2009年7月29日水曜日

訪問記 2

人間は言葉を話し理解する動物だと言うことは出来る。しかし動物界に括られる存在ではなく、言葉を理解し話す存在が動物形態を取っているのが人間だ。人間存在は言葉の存在であり、動物に見る本能を超えて、即ち肉体の生死を超えて言葉の中に生きる存在なのだ。言葉に宿る霊的なものを自分の身体とする為に、使う言葉を選ぶだろうし神霊が宿る言葉を捜してもいる。兄弟に案内されて船着場辺りを散策した。アメリカの大西洋沿岸はアウターバンクが鎖状の島々となって連なり、挟まれた内海は運河となってフロリダまで延々と通っている。波のない静かな海面というのか川面は、朝の光が軽やかに踊り、岸辺の葦も船も、そして桟橋までも光り輝いている。光の中に佇みながら、自分の内面にまでもこの光が浸透されるよう呼吸を深くし肌を弛緩してみた。この触れる大気の中に光の中に、会長や兄弟達の迎える想いが感じられる。心地よい夏の朝の風を身体に受けながら、この地に住まう精霊達が微笑みかけながら迎えてくれる。別に何かを期待して来た訳でもない。何かを貰う為に来た訳でもない。兎に角挨拶をしたかったし来て会ったという事実が欲しかっただけだ。コーヒーの用意が出来たからと声をかけられオフィスに戻ると、会長に手招きされ会議室の大きなテーブルに息子と並んで腰を下ろした。

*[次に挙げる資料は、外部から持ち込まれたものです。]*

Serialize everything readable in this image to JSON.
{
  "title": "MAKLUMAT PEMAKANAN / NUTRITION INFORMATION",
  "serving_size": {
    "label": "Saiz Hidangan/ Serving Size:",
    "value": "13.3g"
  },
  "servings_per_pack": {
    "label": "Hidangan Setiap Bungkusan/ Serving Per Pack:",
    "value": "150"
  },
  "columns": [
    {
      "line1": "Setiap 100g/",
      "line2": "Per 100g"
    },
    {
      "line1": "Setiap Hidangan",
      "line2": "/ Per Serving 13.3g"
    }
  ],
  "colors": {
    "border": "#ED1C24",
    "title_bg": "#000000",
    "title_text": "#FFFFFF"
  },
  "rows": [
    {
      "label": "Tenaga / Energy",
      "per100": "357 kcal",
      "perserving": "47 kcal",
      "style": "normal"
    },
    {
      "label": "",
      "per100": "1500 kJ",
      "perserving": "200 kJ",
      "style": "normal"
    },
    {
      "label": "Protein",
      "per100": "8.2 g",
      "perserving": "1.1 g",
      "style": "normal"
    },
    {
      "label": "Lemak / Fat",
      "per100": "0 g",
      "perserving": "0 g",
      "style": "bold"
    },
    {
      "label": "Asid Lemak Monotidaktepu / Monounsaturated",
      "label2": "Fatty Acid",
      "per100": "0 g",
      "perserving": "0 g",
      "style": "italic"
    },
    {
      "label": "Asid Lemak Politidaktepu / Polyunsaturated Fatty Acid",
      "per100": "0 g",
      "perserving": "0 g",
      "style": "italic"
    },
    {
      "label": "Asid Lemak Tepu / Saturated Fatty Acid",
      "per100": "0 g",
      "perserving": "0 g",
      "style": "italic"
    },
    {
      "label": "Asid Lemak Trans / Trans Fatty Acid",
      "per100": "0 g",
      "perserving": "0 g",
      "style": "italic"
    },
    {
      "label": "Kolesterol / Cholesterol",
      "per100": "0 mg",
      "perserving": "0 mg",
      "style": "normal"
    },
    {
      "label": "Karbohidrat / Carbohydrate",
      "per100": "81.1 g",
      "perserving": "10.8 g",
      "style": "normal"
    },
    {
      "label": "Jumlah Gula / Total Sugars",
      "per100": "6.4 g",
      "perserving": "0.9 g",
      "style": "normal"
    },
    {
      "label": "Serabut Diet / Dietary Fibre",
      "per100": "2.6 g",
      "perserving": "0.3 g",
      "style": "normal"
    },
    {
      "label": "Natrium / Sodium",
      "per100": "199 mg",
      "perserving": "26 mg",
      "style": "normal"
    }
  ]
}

店の様子など聞かれるままに応えていたけれど、話しは息子のことに及ぶ。二世としての姿勢であるとか信仰姿勢であるとかを口にされるのだろうと思ったが、内的事柄に関しては全く触れられなかった。確かにそう言った内容を息子が理解できるとも思わないが、以外にもこの世的能力や技術を得ることをしきりに強調される。自分が子に対するとき、今本人に無いものを愁いながら、或る意味責めながらこうあるべきだと言葉を吐き出しても、それは決して子の為にはならないだろう。それよりは会長の言葉に頷きながら、未来への展望を投げかける言葉の方が余程建設的なのだ。親としての焦りが言葉に代わり、それで子供を縛り付けていたのかも知れない。そういう気付きを今回の出会いで受け取った。内的な事柄に触れない言葉に、内的生命が込められていた。響きのある言葉を、息子は息子なりに受け取ったろう。彼なりにということが大切であって、彼なりに受け取った言葉こそ彼の中で大きくなっていく。